Ao contrário de seus rivais norte-americanos, os agricultores brasileiros não contam com pacotes de subsídios generosos do governo.
"A lucratividade não existe", disse Murilo Rabelo Martins Pereira, um agricultor do Estado de Goiás.
"Expansão é algo que todo mundo está revendo nesse momento."
Pereira, 34 anos, cultiva soja, milho e tomate em uma área de 800 hectares. Ele disse que o aumento dos custos de produção torna muito arriscado expandir sua fazenda, embora tenha recebido ofertas para arrendar mais terras.
"Com certeza não veremos a mesma tendência" de crescimento agrícola no Brasil, disse Joana Colussi, economista agrícola da Universidade Purdue, natural do Brasil.
Ela espera que o crescimento seja interrompido, pelo menos temporariamente, à medida que os agricultores gastam mais em fertilizantes, combustível, sementes e outros insumos, e menos em expansão.
CRESCIMENTO HISTÓRICO E IMPORTAÇÕES DE FERTILIZANTES
O crescimento histórico da produção agrícola do Brasil começou em resposta à demanda crescente da China. Vastas áreas de pastagem foram convertidas para o cultivo de lavouras de soja e milho, colocando o Brasil e os EUA em concorrência direta.
Em geral, o Brasil tem se saído bem. As tarifas que Trump impôs à China durante seu primeiro e segundo mandato levaram Pequim a buscar fornecedores alternativos, e o Brasil foi um dos maiores vencedores.
Em 2000, as vendas de soja dos EUA para a China eram quase o dobro das vendas do Brasil. No final de 2025, a proporção se inverteu e o Brasil vendeu quase o dobro de soja para a China.
Para o plantio de 2026/27, a situação parece mais complicada, pois agricultores brasileiros têm enfrentado preços elevados de fertilizantes desde o início da guerra do Irã, no final de fevereiro.
"Os agricultores norte-americanos estão em uma situação melhor do que os brasileiros devido à sazonalidade", disse Murphy Campbell, analista da Expana.
O Brasil depende muito da importação do fertilizante DAP, bem como de ureia nitrogenada, o fertilizante mais utilizado no mundo.
A Petrobras, produtora estatal de petróleo do Brasil, está reiniciando as operações em algumas fábricas de fertilizantes menos lucrativas que haviam sido desativadas durante o governo do ex-presidente Jair Bolsonaro. Ela espera atender a 35% das necessidades de fertilizantes nitrogenados do país nos próximos anos.
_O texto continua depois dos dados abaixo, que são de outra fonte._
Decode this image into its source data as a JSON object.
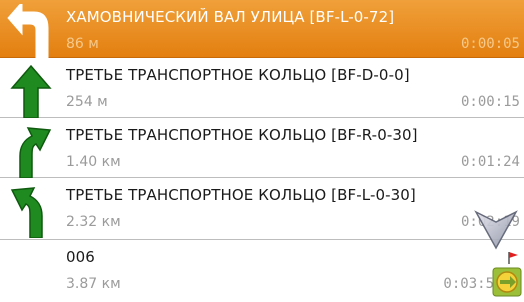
{
  "route_steps": [
    {
      "street": "ХАМОВНИЧЕСКИЙ ВАЛ УЛИЦА [BF-L-0-72]",
      "distance": "86 м",
      "time": "0:00:05",
      "maneuver": "sharp-left",
      "active": true
    },
    {
      "street": "ТРЕТЬЕ ТРАНСПОРТНОЕ КОЛЬЦО [BF-D-0-0]",
      "distance": "254 м",
      "time": "0:00:15",
      "maneuver": "straight",
      "active": false
    },
    {
      "street": "ТРЕТЬЕ ТРАНСПОРТНОЕ КОЛЬЦО [BF-R-0-30]",
      "distance": "1.40 км",
      "time": "0:01:24",
      "maneuver": "slight-right",
      "active": false
    },
    {
      "street": "ТРЕТЬЕ ТРАНСПОРТНОЕ КОЛЬЦО [BF-L-0-30]",
      "distance": "2.32 км",
      "time": "0:02:19",
      "maneuver": "slight-left",
      "active": false
    },
    {
      "street": "006",
      "distance": "3.87 км",
      "time": "0:03:5",
      "maneuver": "destination",
      "active": false
    }
  ],
  "colors": {
    "active_row": "#e8891a",
    "arrow_green": "#1f8a1f",
    "arrow_white": "#ffffff"
  },
  "icons": {
    "scroll_down": "chevron-down-icon",
    "destination_flag": "flag-icon",
    "go_button": "go-icon"
  }
}
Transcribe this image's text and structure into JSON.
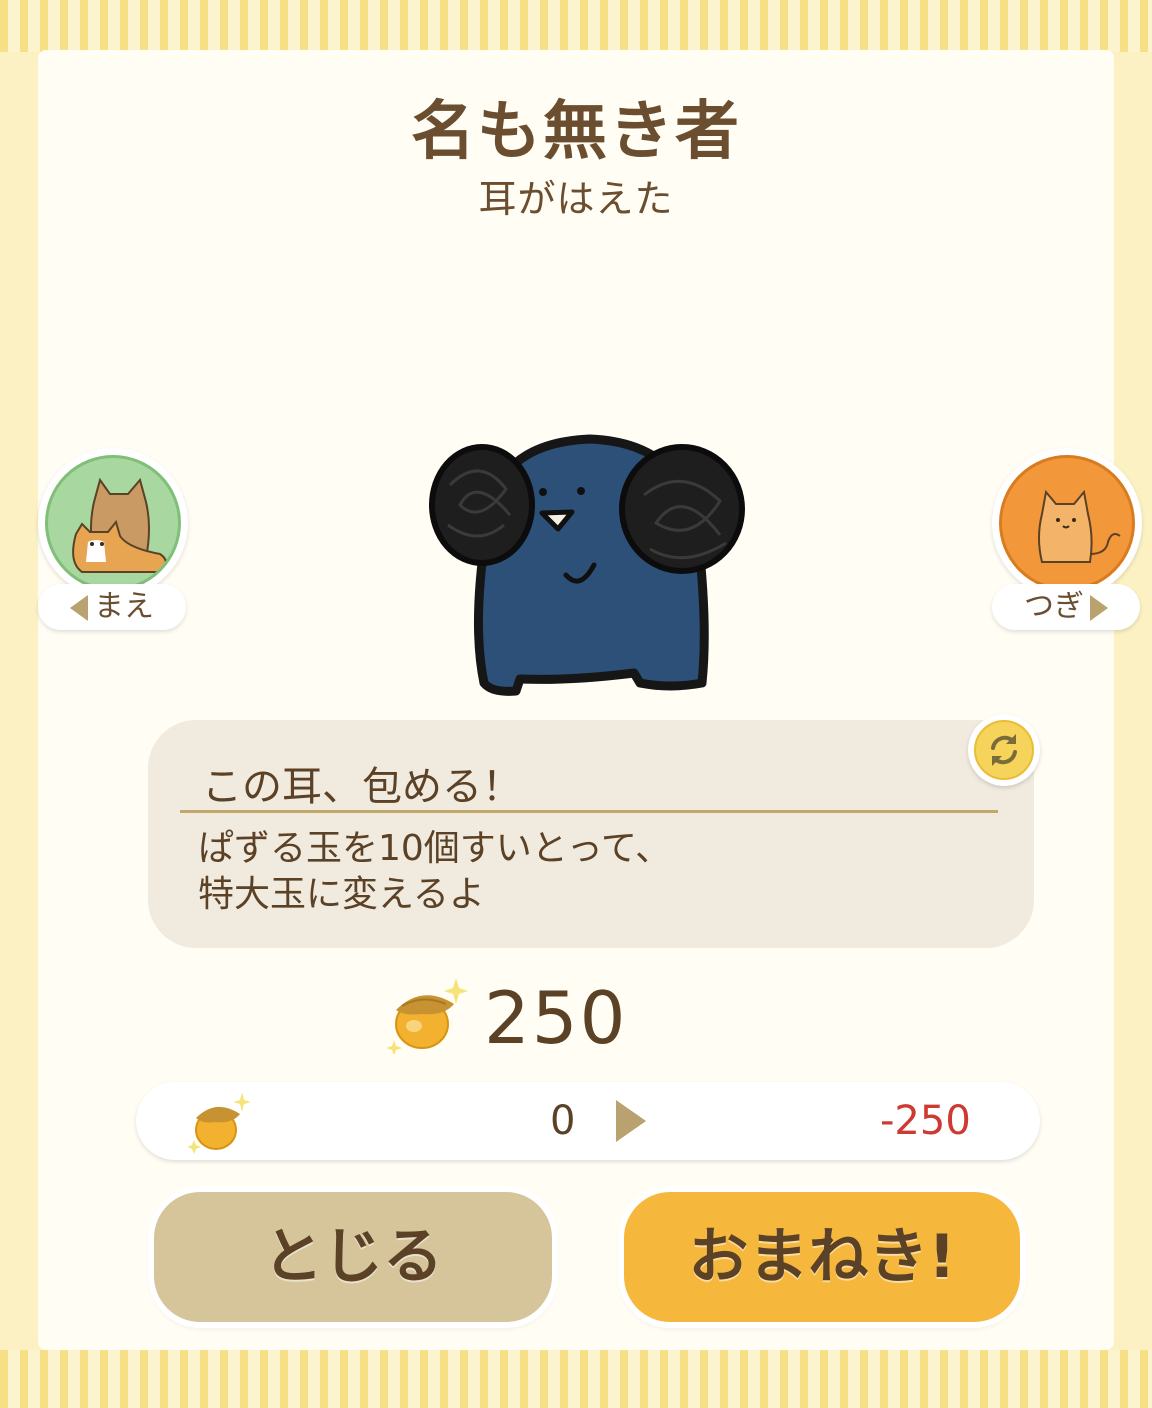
{
  "header": {
    "title": "名も無き者",
    "subtitle": "耳がはえた"
  },
  "navigation": {
    "prev_label": "まえ",
    "next_label": "つぎ"
  },
  "skill": {
    "name": "この耳、包める！",
    "description_line1": "ぱずる玉を10個すいとって、",
    "description_line2": "特大玉に変えるよ"
  },
  "cost": {
    "price": "250",
    "icon": "acorn-icon"
  },
  "balance": {
    "current": "0",
    "after": "-250"
  },
  "buttons": {
    "close_label": "とじる",
    "summon_label": "おまねき!"
  },
  "colors": {
    "text_brown": "#6b4e2f",
    "negative_red": "#cc3a32",
    "summon_button": "#f6b73d",
    "close_button": "#d6c49a",
    "character_blue": "#2d5079"
  }
}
Apesar dos altos custos dos fertilizantes, o preço que os agricultores podem cobrar pelo milho e pela soja aumentou relativamente pouco desde o início da guerra, pois as grandes colheitas dos últimos anos permitiram o acúmulo de estoques globais. Isso reduziu as margens dos agricultores em todo o mundo, principalmente daqueles que dependem da importação de fertilizantes.
Os produtores de soja do Brasil haviam comprado, no final de maio, cerca de 50% de suas necessidades totais de fertilizantes para 2026/27, disse Campbell, da Expana. Ele observou que, historicamente, "mais de 60% é reservado até o final de maio".
Uma aplicação menor de fertilizantes significa rendimentos menores e lucros menores para os agricultores com dívidas crescentes.
"Eles estão superalavancados", disse Bruno Fonseca, analista do Rabobank no Brasil, sobre os agricultores do país.
Espera-se que os preços dos fertilizantes permaneçam elevados por pelo menos seis meses, diante das tensões no Oriente Médio, de acordo com Campbell, da Expana.
Para Pereira, a perspectiva sombria significa a tomada de decisões difíceis à frente.
"Este ano a gente tinha planejado fazer a troca de colheitadeiras. Nós abortamos, olhamos o cenário e decidimos não fazer."